State Sen. George W. Della Jr.'s entry into the race for City Council president appears to have been a desperate effort to retain power by the old b'hoys political network that controlled South Baltimore politics for decades.
A three-month effort by products of that network to find a challenger to the incumbent president, Mary Pat Clarke, appeared to have failed until Della walked into the city election board office Friday and filed his candidacy.
But even those who encouraged Della to jump into the race concede he will have a difficult time trying to defeat the popular Clarke.
"It will be tough for him to win but Clarke is vulnerable on issues like redistricting," said state Sen. American Joe Miedusiewski, D-City. "George can make a race out of it."
Clarke also could lose votes to Daki Napata, a black political activist and southwest Baltimore community organizer who, at the last minute, switched from the mayoral race to the race for council president.
Clarke last March forcefully guided through the City Council a new redistricting plan that drastically altered the faces of the councilmanic districts. She made it clear that plan was designed in part to further weaken the influence of the old-boy political network.
Leaders of the old-line, male-dominated political clubs expressed anger and frustration over their inability to block the plan.
"I expected all along that if I got an opponent it would come from the 6th District and the Stonewall Club," Clarke said in response to Della's candidacy.

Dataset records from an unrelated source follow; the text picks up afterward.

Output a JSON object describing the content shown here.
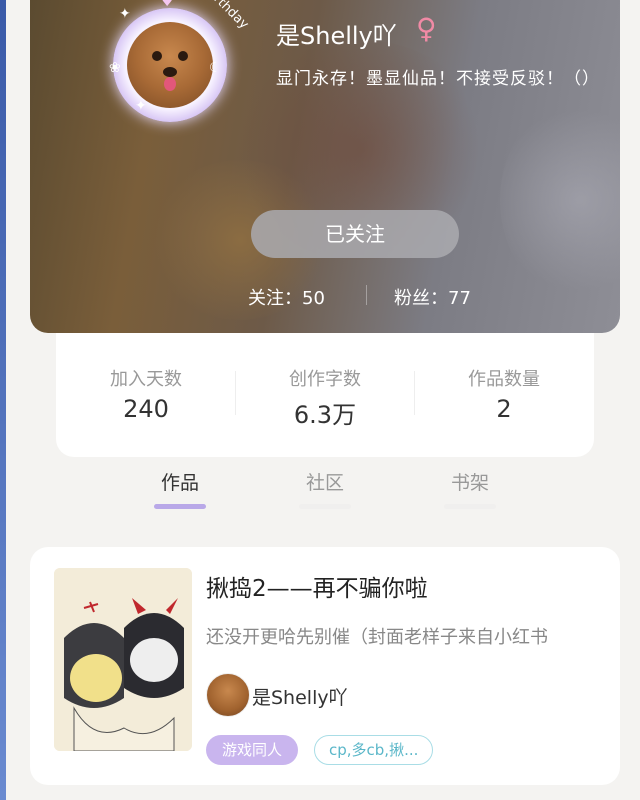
{
  "profile": {
    "username": "是Shelly吖",
    "gender_symbol": "♀",
    "bio": "显门永存！墨显仙品！不接受反驳！（）",
    "follow_button": "已关注",
    "following": "关注：50",
    "fans": "粉丝：77",
    "avatar_text": "Birthday"
  },
  "stats": [
    {
      "label": "加入天数",
      "value": "240"
    },
    {
      "label": "创作字数",
      "value": "6.3万"
    },
    {
      "label": "作品数量",
      "value": "2"
    }
  ],
  "tabs": [
    {
      "label": "作品",
      "active": true
    },
    {
      "label": "社区",
      "active": false
    },
    {
      "label": "书架",
      "active": false
    }
  ],
  "work": {
    "title": "揪捣2——再不骗你啦",
    "description": "还没开更哈先别催（封面老样子来自小红书",
    "author": "是Shelly吖",
    "tags": [
      "游戏同人",
      "cp,多cb,揪..."
    ]
  },
  "colors": {
    "accent": "#b9a8e8",
    "tag_fill": "#c9b5ee",
    "tag_outline": "#a9dde6",
    "gender": "#f08aa5"
  }
}
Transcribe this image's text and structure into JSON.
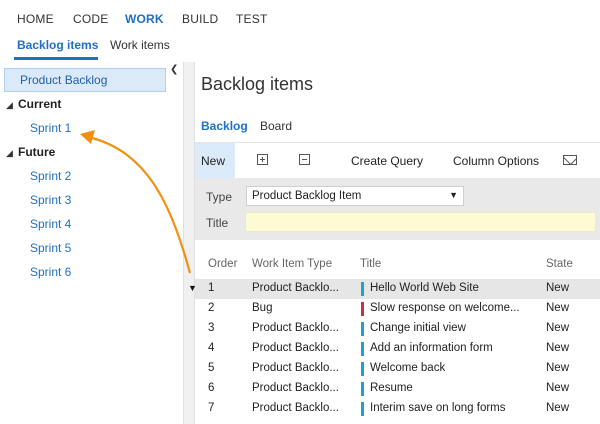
{
  "topnav": {
    "items": [
      {
        "label": "HOME"
      },
      {
        "label": "CODE"
      },
      {
        "label": "WORK"
      },
      {
        "label": "BUILD"
      },
      {
        "label": "TEST"
      }
    ],
    "active": "WORK"
  },
  "subnav": {
    "tabs": [
      {
        "label": "Backlog items"
      },
      {
        "label": "Work items"
      }
    ],
    "active": "Backlog items"
  },
  "sidebar": {
    "selected": "Product Backlog",
    "groups": [
      {
        "label": "Current",
        "sprints": [
          "Sprint 1"
        ]
      },
      {
        "label": "Future",
        "sprints": [
          "Sprint 2",
          "Sprint 3",
          "Sprint 4",
          "Sprint 5",
          "Sprint 6"
        ]
      }
    ]
  },
  "main": {
    "title": "Backlog items",
    "pivots": [
      {
        "label": "Backlog"
      },
      {
        "label": "Board"
      }
    ],
    "active_pivot": "Backlog"
  },
  "toolbar": {
    "new_label": "New",
    "expand_icon": "expand-all-icon",
    "collapse_icon": "collapse-all-icon",
    "create_query_label": "Create Query",
    "column_options_label": "Column Options",
    "email_icon": "mail-icon"
  },
  "quickadd": {
    "type_label": "Type",
    "type_value": "Product Backlog Item",
    "title_label": "Title",
    "title_value": ""
  },
  "grid": {
    "headers": [
      "Order",
      "Work Item Type",
      "Title",
      "State"
    ],
    "rows": [
      {
        "order": "1",
        "type": "Product Backlo...",
        "title": "Hello World Web Site",
        "state": "New",
        "color": "#1ea0d2"
      },
      {
        "order": "2",
        "type": "Bug",
        "title": "Slow response on welcome...",
        "state": "New",
        "color": "#cc2f3f"
      },
      {
        "order": "3",
        "type": "Product Backlo...",
        "title": "Change initial view",
        "state": "New",
        "color": "#1ea0d2"
      },
      {
        "order": "4",
        "type": "Product Backlo...",
        "title": "Add an information form",
        "state": "New",
        "color": "#1ea0d2"
      },
      {
        "order": "5",
        "type": "Product Backlo...",
        "title": "Welcome back",
        "state": "New",
        "color": "#1ea0d2"
      },
      {
        "order": "6",
        "type": "Product Backlo...",
        "title": "Resume",
        "state": "New",
        "color": "#1ea0d2"
      },
      {
        "order": "7",
        "type": "Product Backlo...",
        "title": "Interim save on long forms",
        "state": "New",
        "color": "#1ea0d2"
      }
    ]
  },
  "colors": {
    "accent": "#1f6fc5",
    "selection": "#dbeaf8",
    "annotation_arrow": "#f29111"
  }
}
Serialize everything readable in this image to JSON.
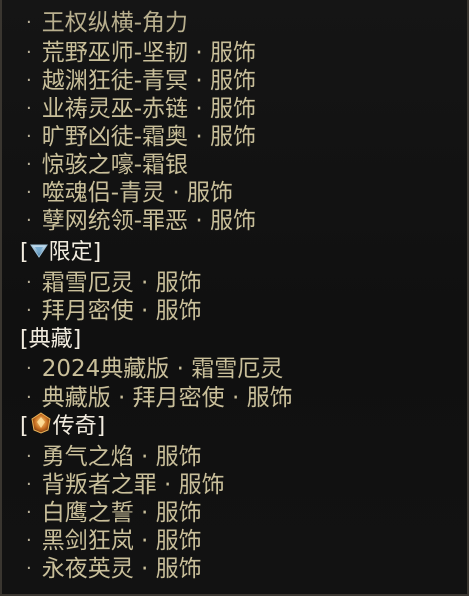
{
  "items": [
    {
      "bullet": "·",
      "label": "王权纵横-角力"
    },
    {
      "bullet": "·",
      "label": "荒野巫师-坚韧 · 服饰"
    },
    {
      "bullet": "·",
      "label": "越渊狂徒-青冥 · 服饰"
    },
    {
      "bullet": "·",
      "label": "业祷灵巫-赤链 · 服饰"
    },
    {
      "bullet": "·",
      "label": "旷野凶徒-霜奥 · 服饰"
    },
    {
      "bullet": "·",
      "label": "惊骇之嚎-霜银"
    },
    {
      "bullet": "·",
      "label": "噬魂侣-青灵 · 服饰"
    },
    {
      "bullet": "·",
      "label": "孽网统领-罪恶 · 服饰"
    }
  ],
  "sections": [
    {
      "open": "[",
      "label": "限定",
      "close": "]",
      "icon": "triangle-gem-icon",
      "items": [
        {
          "bullet": "·",
          "label": "霜雪厄灵 · 服饰"
        },
        {
          "bullet": "·",
          "label": "拜月密使 · 服饰"
        }
      ]
    },
    {
      "open": "[",
      "label": "典藏",
      "close": "]",
      "items": [
        {
          "bullet": "·",
          "label": "2024典藏版 · 霜雪厄灵"
        },
        {
          "bullet": "·",
          "label": "典藏版 · 拜月密使 · 服饰"
        }
      ]
    },
    {
      "open": "[",
      "label": "传奇",
      "close": "]",
      "icon": "legendary-gem-icon",
      "items": [
        {
          "bullet": "·",
          "label": "勇气之焰 · 服饰"
        },
        {
          "bullet": "·",
          "label": "背叛者之罪 · 服饰"
        },
        {
          "bullet": "·",
          "label": "白鹰之誓 · 服饰"
        },
        {
          "bullet": "·",
          "label": "黑剑狂岚 · 服饰"
        },
        {
          "bullet": "·",
          "label": "永夜英灵 · 服饰"
        }
      ]
    }
  ],
  "colors": {
    "text": "#c9bf9a",
    "header": "#f2ecdf",
    "background": "#121212"
  }
}
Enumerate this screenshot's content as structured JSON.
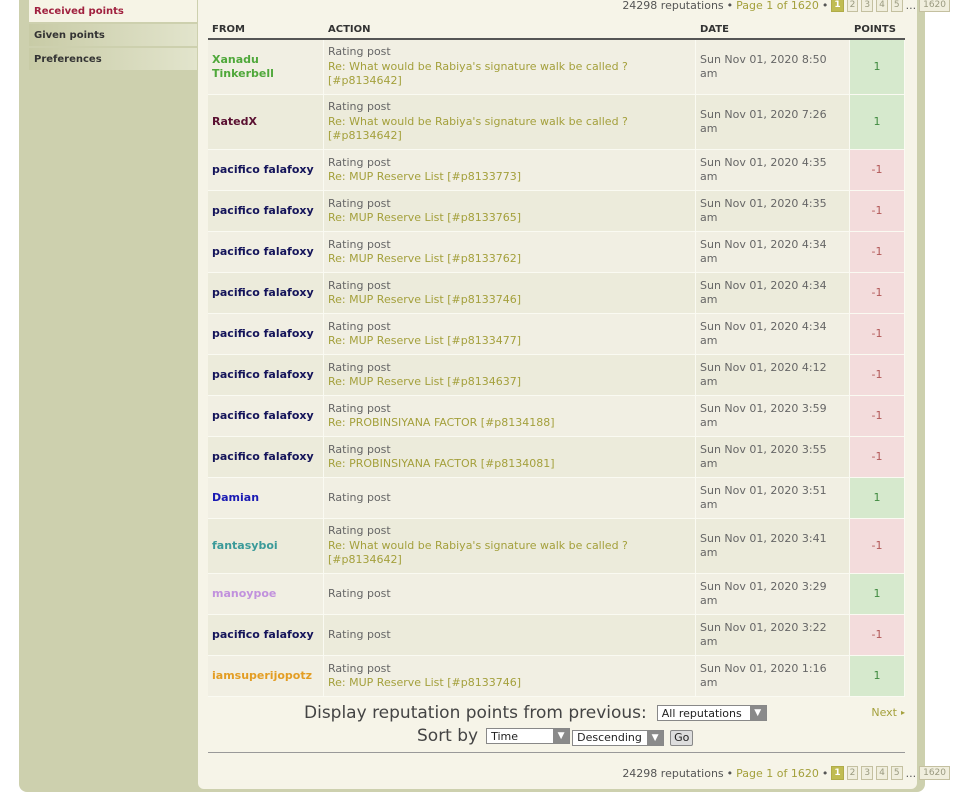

Della represented the 6th in the council from 1976 to 1982, when he won a seat in the Maryland Senate. He and former state Sen. Harry McGuirk are the leaders of the Stonewall Democratic Club, which at one time dominated South Baltimore politics.
State Sen. Julian L. Lapides, who shares the same political home base as Clarke, acknowledged that voters might be angry with her, but said, "It remains to be seen if that will translate into votes for Della. He's a viable challenger, but I don't think Mary Pat will have too much to worry about."
In the three-way race for council president in 1987, Clarke, who is white, beat a black challenger, state Sen. Larry Young, D-City, and a white challenger, McGuirk, now an aide to Gov. William Donald Schaefer.
Although it appeared that McGuirk could cut into Clarke's support in the white community so as to allow Young a victory, she managed to capture nearly 30 percent of the black vote to edge out Young.
Mary Pat should easily get 30 percent of the black vote this time as well," said Young.
Miedusiewski said Friday afternoon that if a major black candidate also got into the race, that development could enhance Della's chances.
FTC Before Della's candidacy, some of the b'hoys had tried to recruit prominent blacks into running for the council presidency in an effort to ensure that a white would defeat Clarke. They tried and failed to recruit Young; Councilwoman Jacqueline McLean, D-2nd; and Saundra Banks, clerk of the city Circuit Court.
Della filed his candidacy early Friday, giving potential black challengers nearly 11 hours to decide about entering the race.
But only Napata emerged.
Political observers say they believe Napata will articulate the issues but they don't think he can draw enough of Clarke's black support to help Della significantly. Napata will have little money and he has never put together a citywide campaign.
Why did Della enter the race?
He said the voters deserve to have a choice and he will work hard to win.
"I feel I can help the city," he said. "I have a close relationship with state government leaders and, having been in the council, I know how how city government works."
But political observers think there are other motives involved. Clarke had vowed to get involved in councilmanic races in several districts in order to help elect a council she could totally control.
Della was one of a number of political leaders who said several weeks ago they hoped someone would get into the race to keep Clarke occupied with her re-election efforts.
Political observers also think that with Della running at the top of the ticket in the city elections, it would draw more residents of the 6th District to vote and, thereby, help that district's three incumbent council members get re-elected.